Question

Two equal charges are suspended with non-conducting wires of equal length from the same point. Now, the whole system is taken inside a liquid (water). If the angle between the threads remains same, then calculate the relative permittivity of water. Relative density of both charged particles is $\sigma$.

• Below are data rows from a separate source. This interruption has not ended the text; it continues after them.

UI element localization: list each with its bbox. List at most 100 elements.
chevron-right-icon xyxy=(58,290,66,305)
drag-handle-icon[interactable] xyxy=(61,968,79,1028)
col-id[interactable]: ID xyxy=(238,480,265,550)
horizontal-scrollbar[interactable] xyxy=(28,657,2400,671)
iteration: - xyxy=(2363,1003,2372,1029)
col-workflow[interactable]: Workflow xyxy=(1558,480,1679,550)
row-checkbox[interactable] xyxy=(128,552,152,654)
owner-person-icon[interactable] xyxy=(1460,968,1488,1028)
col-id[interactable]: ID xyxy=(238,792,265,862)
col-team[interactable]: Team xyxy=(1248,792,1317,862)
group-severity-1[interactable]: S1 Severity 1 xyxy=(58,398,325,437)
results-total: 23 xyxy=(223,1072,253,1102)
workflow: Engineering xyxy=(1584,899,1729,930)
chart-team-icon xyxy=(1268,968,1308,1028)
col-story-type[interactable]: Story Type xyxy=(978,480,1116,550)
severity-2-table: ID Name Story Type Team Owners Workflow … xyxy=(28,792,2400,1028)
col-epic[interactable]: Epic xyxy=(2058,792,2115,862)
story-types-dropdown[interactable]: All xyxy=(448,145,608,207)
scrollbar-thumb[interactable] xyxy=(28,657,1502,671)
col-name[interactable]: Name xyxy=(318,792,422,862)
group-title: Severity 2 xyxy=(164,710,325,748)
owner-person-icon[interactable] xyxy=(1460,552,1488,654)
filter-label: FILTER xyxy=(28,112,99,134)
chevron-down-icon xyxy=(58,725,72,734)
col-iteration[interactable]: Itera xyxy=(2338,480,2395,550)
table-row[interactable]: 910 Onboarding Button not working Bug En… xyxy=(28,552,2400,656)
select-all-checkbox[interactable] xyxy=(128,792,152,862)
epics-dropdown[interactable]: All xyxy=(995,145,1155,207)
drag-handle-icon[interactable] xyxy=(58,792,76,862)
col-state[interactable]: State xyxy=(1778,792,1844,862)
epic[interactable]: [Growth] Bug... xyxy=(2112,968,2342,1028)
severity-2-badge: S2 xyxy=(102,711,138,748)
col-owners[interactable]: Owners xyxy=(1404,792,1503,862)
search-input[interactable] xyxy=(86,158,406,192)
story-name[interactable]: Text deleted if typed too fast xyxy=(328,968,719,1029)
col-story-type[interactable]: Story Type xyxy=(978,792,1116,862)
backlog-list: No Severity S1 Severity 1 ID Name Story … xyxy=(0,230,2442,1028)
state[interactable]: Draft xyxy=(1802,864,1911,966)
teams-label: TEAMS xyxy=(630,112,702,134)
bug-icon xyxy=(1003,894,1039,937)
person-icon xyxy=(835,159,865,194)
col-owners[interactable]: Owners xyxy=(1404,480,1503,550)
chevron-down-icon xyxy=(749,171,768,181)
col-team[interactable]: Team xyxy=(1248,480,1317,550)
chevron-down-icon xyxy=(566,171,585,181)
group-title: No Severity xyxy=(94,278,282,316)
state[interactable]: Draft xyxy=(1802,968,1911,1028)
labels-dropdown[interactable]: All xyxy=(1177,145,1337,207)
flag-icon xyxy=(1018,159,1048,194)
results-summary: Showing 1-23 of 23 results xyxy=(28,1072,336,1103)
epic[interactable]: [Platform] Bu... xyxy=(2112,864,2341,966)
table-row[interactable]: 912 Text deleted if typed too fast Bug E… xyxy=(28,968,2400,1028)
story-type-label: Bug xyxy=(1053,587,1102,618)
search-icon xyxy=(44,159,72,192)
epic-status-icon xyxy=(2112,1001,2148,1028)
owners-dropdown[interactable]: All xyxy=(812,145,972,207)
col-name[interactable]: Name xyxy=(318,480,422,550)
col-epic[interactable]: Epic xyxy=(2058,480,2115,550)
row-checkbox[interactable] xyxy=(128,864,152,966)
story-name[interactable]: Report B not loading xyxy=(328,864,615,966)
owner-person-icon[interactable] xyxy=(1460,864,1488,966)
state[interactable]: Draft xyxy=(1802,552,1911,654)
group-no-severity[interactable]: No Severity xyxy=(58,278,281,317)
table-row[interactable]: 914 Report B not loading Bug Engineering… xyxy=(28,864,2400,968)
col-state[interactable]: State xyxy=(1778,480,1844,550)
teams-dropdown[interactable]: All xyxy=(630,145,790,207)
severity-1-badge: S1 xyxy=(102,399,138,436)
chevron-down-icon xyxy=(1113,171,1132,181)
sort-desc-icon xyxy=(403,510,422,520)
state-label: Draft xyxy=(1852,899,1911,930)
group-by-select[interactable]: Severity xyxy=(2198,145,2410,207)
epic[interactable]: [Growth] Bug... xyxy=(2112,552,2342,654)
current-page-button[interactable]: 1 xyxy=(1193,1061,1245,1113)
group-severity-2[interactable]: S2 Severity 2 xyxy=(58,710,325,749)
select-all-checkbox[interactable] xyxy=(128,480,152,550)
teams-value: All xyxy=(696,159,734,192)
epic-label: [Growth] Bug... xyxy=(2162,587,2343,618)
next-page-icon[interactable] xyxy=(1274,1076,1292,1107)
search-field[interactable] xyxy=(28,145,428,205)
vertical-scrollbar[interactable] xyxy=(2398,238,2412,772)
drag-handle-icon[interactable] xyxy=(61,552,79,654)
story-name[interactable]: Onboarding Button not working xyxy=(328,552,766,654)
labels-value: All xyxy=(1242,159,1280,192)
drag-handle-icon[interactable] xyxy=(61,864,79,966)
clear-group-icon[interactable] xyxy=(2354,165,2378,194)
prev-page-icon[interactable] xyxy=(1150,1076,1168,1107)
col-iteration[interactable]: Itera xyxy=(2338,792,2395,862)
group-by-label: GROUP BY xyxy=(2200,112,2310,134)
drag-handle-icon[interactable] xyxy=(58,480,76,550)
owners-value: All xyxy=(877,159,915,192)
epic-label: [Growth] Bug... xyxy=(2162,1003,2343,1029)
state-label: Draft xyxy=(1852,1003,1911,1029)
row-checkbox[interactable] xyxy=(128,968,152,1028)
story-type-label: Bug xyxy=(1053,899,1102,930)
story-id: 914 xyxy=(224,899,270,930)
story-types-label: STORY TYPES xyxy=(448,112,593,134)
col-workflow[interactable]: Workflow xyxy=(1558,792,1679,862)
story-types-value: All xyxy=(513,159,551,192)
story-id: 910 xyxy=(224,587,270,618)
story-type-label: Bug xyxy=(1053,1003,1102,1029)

• A. $\frac{\sigma }{\sigma -1}$
• B. $\frac{\sigma }{1+\sigma }$
• C. $\frac{1-\sigma }{\sigma }$
• D. $\frac{1}{\sigma -1}$

Answer 1

The correct option is A $\frac{\sigma }{\sigma -1}$



From FBD of particle,
$T\cos \theta =mg\left(1\right)$
$T\sin \theta =F_e\left(2\right)$
Divide Eqn. $\left(2\right)÷\left(1\right)$
$\tan \theta =\frac{F_e}{mg}\left(3\right)$

In water,


$T\sin \theta =\frac{F_e}{{\in }_r}--\left(4\right)$
$T\cos \theta =mg-F_b--\left(5\right)$
$\Rightarrow \tan \theta =\frac{F_e}{{\in }_r(mg-F_b)}\left(6\right)$

From (3) and (6)
$\frac{F_e}{mg}=\frac{F_e}{{\in }_r[mg-F_b]}$
$\Rightarrow {\in }_r=\frac{v{\rho }_{p}g}{v{\rho }_{p}g-v{\rho }_{w}g}$
$\Rightarrow {\in }_r=\frac{{\rho }_p}{{\rho }_p-{\rho }_w}[\sigma =\frac{{\rho }_p}{{\rho }_w}]$
$\therefore {\in }_r=\frac{\sigma }{\sigma -1}$